To determine the role of Sox9 in chondrocyte differentiation, Bi et al constructed a heterozygous Sox9 mutant mouse . The Sox9+/- mice died perinatally, showing evidence of hypoplasia and bending of many skeletal and cartilaginous structures. The hyoid bone, laryngeal cartilage and tracheal cartilage were among the hypoplastic entities noted in these mutant mice , though the abnormal morphology of these structures was not carefully analyzed. Interestingly, there were no obvious patterning defects, suggesting that Sox9 haploinsufficiency did not effect skeletal-pattern formation. By examining the development of cartilage in Sox9+/- mice, hypoplastic cartilage was found to be a result of hypoplastic mesenchymal condensations or cartilage primordia. Hypoplastic mesenchymal condensations were not a result of decreased proliferation rates as demonstrated by bromodeoxyuridine labeling. Therefore, Sox9 haploinsufficiency appeared to block recruitment of cells to mesenchymal condensations, one of the earliest steps in chondrocyte differentiation. This hypothesis is verified in Sox9 knockout chimeras, in which cells that do not contain the Sox9 gene are excluded from cartilage, but are present as juxtaposed mesenchyme that does not express chondrocyte specific markers . An explanation for the effect of Sox9 haploinsufficiency may lie in the fact that the dissociation constant (Kd) for Sox9 is in the nanomolar range, in contrast to the Kd of many other transcription factors that are in the picomolar range. Therefore it is possible that the absolute concentration of Sox9 is near the Kd value in wild-type animals, and thus a 50% reduction in Sox9 would affect transcription of at least some Sox9-dependent genes.

Two other members of the Sox family, L-Sox5 and Sox6, and Lc-Maf, a proto-oncoprotein have also been shown to bind to the Col2a1 enhancer element. The two Sox family members, L-Sox5 and Sox6, do not bear any identity to Sox9 except for in the HMG box. All three transcription factors are coexpressed with Sox9 in areas of precartilaginous mesenchymal condensations. In addition, L-Sox5, Sox6 and Lc-Maf cooperate with Sox9 to activate the Col2A1 enhancer element. The role of these transcription factors in chondrocyte differentiation has yet to be completely understood.

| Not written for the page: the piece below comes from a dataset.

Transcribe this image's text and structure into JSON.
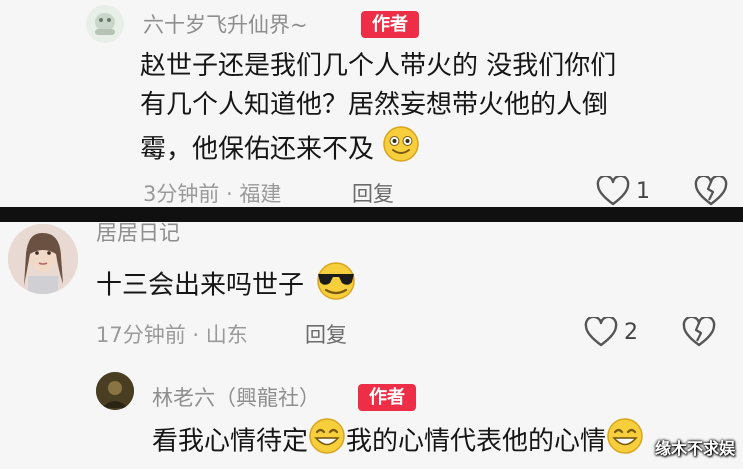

Since Sox9 appears to be essential for chondrocyte differentiation, it is not unreasonable to speculate that its expression might be a target of signaling molecules like fibroblast growth factors (FGFs) that are known to influence discrete steps in chondrogenesis. The role of FGFs in various processes of embryonic development, including the earliest stages of limb development and cartilage development has been established . The current 22 members of the FGF family can be grouped into subfamilies based on greater sequence similarity and can activate one of four high-affinity FGF receptor (FGFR) tyrosine kinases . FGFR1, FGFR2 and FGFR4, are expressed in chondrocyte primordia, and FGFR3 is expressed in the resting and proliferating zones of cartilages in the growth plate . Furthermore, genetic linkage analysis has implicated three members of the FGFR family (FGFR1 to 3) as the underlying cause of several skeletal dysplasias and autosomal dominant craniosynostosis syndromes . This evidence strongly suggests a role for FGFs in chondrogenesis, though the specific pathways of this influence are currently unknown.

A specific FGF, FGF18, has recently gained attention as potentially playing a key role in chondrogenesis. FGF18 is expressed in chondrocytes at different stages of development . Mice homozygous for a targeted disruption of FGF18 or that conditionally over-express FGF18 had an abnormal cartilage phenotype . In fact mice that over-expressed FGF18 displayed abnormal tracheal cartilage rings. Equally interesting, Murakami et al recently demonstrated that FGF18 could upregulate Sox9 expression via a mitogen-activated protein kinase pathway. Taken together, these studies suggest that FGF18 could affect cartilage development by regulating the temporal-spatial expression of Sox9. This hypothesis has not yet been substantiated.